In an industry that’s shucking a lot of oysters, here’s a business that might have found a pearl. Oyster.com started out as a review site similar to Trip Advisor, except that it left the investigative reporting to professional writers. That was in 2008. In March 2010 Fishbowl NY reported that the review site would become a hotel transaction service more like Expedia and Hotels.com. After three months of facilitating bookings through a third-party inventory provider – not to mention laying off the editorial staff and adopting a freelance model – founder Elie Seidman told mbStartups that the company has seen a spike in revenue.
We were curious as to how well the merchants handled negative reviews and unsexy photos like the ones posted on BusinessInsider last month, but Seidman told us it wasn’t a problem. Because the hotel listings are pulled from a third party, there is little to no interaction between Oyster and the merchants. Oyster gets a cut of the sales in the same way, said Seidman, that a universal ATM profits from dispersing cash from multiple banks. More importantly, the customers appreciate the honesty and also like the convenience of booking a hotel straight from the site.
A quick search for a hotel in Washington D.C. revealed some gorgeous boutique hotels near the main attractions, but did not include a last-minute commuter option, like the HoJo outside of Baltimore. But thrifty bloggers like us are not the target market. About a third of Oyster’s customers are international and most of them are accountants, lawyers or executives who are looking for 3-star hotels and above. “We focus a lot on service,” said Seidman, which is why Oyster’s customer service hotline is based at the company’s headquarters in New York.

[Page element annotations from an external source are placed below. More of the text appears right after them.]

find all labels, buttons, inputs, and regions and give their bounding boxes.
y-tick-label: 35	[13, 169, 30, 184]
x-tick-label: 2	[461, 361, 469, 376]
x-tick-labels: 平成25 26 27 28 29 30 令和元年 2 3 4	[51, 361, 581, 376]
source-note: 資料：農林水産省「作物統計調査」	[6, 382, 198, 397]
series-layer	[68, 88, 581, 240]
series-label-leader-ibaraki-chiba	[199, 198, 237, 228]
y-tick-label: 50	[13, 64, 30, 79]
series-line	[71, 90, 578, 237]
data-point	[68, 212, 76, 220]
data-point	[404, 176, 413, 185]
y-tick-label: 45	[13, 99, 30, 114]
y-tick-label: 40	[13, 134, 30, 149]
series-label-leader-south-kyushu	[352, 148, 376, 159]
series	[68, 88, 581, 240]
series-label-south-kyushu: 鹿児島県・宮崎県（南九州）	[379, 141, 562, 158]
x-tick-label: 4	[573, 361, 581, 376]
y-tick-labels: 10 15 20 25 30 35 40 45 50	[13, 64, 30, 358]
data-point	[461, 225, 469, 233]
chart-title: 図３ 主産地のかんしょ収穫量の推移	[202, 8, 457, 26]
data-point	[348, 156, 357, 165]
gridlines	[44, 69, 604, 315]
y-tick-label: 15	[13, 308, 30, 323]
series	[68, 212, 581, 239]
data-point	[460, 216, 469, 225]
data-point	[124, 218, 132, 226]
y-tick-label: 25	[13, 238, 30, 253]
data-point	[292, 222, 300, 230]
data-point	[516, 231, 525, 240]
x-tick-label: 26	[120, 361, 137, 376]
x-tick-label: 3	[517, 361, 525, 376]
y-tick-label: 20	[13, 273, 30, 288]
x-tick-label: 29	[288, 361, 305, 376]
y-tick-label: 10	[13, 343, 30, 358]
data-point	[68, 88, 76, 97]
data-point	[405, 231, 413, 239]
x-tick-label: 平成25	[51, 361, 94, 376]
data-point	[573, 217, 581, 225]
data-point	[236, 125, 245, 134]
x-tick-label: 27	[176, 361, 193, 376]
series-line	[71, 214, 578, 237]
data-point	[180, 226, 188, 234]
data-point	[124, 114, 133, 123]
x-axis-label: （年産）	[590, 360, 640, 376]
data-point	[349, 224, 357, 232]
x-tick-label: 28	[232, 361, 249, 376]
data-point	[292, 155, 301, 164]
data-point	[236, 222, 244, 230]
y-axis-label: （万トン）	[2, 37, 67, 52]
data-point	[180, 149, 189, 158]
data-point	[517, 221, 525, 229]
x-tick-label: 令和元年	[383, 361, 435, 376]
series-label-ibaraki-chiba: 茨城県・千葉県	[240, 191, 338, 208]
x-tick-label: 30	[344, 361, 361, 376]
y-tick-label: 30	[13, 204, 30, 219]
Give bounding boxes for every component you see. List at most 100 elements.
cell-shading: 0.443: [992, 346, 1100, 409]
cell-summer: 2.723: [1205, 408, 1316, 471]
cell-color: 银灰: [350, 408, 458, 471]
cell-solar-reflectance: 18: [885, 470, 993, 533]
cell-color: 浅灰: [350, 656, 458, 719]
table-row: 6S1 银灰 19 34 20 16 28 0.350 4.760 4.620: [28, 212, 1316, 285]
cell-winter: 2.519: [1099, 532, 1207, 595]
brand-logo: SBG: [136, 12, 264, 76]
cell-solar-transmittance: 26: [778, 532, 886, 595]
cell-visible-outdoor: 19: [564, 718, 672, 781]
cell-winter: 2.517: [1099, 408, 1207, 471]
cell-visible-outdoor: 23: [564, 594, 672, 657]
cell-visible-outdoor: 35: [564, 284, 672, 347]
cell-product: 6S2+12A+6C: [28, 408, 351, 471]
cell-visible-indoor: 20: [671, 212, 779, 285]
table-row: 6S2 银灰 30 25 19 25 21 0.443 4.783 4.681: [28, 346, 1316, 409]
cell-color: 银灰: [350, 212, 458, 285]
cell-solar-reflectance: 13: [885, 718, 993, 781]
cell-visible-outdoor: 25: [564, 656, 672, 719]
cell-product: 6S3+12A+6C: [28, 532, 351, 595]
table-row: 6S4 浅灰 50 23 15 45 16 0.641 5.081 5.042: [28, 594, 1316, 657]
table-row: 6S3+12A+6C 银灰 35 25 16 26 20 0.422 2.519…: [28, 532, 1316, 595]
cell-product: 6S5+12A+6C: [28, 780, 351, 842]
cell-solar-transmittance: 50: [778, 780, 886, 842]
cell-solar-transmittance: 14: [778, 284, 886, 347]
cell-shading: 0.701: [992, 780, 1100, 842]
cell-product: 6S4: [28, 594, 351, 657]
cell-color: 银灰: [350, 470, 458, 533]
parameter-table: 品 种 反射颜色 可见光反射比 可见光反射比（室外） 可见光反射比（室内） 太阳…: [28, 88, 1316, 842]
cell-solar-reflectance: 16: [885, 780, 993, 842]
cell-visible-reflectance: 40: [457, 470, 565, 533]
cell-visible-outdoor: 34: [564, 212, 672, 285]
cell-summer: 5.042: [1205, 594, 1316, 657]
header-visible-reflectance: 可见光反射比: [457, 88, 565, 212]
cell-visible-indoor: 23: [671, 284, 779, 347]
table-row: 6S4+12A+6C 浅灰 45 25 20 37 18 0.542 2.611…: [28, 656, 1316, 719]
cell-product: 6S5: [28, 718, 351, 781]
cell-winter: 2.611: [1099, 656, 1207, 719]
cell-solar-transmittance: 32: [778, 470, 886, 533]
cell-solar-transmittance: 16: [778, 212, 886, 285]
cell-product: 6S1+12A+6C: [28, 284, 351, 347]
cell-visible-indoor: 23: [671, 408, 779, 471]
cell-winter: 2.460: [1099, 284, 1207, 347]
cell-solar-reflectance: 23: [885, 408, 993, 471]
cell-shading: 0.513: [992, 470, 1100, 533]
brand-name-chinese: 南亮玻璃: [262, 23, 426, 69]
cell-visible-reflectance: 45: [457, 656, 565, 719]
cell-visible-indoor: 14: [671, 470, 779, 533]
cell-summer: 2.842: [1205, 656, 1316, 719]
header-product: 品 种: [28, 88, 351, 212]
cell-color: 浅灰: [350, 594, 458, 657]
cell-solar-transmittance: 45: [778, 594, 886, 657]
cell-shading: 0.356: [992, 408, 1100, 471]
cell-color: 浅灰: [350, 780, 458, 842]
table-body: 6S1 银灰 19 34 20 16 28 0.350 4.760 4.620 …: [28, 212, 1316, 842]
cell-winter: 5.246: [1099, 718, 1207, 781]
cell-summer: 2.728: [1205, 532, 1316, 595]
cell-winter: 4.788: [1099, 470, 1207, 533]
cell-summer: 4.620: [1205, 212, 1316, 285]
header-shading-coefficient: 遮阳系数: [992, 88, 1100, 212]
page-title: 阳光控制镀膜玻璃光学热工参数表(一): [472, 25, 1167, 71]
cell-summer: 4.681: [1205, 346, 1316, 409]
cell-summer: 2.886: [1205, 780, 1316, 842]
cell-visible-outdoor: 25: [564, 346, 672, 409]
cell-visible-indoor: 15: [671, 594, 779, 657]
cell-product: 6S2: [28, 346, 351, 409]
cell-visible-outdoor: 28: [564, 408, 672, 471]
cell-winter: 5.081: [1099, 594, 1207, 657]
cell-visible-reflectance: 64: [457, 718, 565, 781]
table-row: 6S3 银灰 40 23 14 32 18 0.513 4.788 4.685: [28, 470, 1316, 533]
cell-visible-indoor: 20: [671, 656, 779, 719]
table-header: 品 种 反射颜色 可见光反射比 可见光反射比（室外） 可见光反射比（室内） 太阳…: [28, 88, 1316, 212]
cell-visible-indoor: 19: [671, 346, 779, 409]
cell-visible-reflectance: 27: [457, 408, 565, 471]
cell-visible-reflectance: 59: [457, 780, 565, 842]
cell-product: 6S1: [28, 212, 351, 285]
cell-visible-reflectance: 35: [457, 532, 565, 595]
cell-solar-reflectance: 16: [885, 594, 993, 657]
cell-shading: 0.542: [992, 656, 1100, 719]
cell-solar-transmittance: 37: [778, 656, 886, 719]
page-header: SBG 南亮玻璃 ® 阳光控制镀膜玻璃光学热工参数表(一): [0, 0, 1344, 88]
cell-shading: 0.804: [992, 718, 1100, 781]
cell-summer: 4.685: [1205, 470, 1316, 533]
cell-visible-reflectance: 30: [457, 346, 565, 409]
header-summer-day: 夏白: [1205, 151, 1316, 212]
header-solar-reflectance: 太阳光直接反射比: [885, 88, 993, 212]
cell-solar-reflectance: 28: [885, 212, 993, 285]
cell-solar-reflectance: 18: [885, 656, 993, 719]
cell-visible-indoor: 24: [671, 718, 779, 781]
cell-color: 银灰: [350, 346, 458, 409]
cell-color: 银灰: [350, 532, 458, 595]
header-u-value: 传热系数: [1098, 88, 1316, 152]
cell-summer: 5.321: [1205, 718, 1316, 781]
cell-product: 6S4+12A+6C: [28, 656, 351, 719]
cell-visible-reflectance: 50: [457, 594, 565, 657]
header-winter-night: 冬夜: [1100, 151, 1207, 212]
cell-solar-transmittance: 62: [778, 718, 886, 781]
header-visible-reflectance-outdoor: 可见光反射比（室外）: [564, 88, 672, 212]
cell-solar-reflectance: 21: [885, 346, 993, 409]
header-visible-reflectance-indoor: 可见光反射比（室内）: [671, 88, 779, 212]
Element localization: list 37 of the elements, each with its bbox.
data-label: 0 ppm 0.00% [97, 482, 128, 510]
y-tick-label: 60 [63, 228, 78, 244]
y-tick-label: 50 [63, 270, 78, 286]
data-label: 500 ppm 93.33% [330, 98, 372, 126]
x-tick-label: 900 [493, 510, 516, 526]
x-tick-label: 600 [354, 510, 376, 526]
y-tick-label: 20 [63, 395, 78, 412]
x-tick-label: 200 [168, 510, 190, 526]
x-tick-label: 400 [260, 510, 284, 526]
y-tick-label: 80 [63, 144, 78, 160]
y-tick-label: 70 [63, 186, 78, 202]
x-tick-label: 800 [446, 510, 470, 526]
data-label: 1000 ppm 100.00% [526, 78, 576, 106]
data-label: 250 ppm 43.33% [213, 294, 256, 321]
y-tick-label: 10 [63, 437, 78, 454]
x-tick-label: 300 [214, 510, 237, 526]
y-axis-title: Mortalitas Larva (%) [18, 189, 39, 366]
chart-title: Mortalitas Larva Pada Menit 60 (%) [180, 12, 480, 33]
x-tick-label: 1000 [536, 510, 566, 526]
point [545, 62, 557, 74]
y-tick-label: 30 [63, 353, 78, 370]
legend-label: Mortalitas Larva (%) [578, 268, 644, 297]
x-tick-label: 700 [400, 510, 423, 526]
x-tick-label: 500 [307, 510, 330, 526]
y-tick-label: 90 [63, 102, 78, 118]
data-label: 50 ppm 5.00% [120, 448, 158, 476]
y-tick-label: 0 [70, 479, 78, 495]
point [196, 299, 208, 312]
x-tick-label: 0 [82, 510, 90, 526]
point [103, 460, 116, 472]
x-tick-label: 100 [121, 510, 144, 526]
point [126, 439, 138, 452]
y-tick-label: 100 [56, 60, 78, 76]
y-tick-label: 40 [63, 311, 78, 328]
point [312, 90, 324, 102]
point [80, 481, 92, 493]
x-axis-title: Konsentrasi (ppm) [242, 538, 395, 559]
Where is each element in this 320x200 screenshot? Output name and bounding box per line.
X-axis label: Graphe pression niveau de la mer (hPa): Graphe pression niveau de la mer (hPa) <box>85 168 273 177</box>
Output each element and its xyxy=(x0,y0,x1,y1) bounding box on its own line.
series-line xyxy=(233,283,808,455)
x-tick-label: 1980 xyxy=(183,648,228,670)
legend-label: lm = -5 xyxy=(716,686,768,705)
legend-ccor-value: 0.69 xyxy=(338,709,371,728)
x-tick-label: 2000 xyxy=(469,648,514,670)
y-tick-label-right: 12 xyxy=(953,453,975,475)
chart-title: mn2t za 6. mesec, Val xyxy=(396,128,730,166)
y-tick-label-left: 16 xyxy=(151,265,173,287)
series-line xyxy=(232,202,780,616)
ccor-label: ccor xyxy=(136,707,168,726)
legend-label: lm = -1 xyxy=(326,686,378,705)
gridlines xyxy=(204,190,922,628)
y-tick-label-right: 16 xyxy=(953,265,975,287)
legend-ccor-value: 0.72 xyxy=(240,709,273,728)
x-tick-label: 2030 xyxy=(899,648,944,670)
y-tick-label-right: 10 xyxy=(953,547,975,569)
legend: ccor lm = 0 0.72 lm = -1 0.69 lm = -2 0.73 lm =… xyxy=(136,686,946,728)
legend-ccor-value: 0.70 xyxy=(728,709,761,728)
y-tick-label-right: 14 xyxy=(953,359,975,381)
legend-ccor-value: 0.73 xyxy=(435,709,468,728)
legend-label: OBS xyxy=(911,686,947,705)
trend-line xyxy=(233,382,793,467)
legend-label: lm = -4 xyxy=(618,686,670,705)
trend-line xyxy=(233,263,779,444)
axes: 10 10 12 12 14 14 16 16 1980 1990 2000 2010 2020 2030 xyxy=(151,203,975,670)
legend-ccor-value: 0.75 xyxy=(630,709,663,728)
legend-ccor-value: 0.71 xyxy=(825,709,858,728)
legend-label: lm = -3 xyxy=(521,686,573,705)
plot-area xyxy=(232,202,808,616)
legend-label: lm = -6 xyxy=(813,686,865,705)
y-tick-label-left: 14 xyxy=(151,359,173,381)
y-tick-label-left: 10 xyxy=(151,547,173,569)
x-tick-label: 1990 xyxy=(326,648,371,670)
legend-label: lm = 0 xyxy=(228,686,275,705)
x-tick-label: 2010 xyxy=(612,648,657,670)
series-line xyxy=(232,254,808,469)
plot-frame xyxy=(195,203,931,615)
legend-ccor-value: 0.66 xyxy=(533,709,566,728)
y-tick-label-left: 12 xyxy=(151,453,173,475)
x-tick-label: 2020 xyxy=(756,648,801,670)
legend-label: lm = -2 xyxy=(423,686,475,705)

The company is looking to expand its coverage into Canada, Mexico and the Caribbean, with Europe on the list for 2011, as well as more functionality and features for the site. Seidman told us he plans to take on a few more engineers and according to the Jobs page, Oyster is also hiring a freelance blogger and a customer service representative. On Mediabistro’s job board the company has a listing for an unpaid editorial intern. Working for free is always a gamble, but given Oyster’s growth projection, it’s not a bad bet.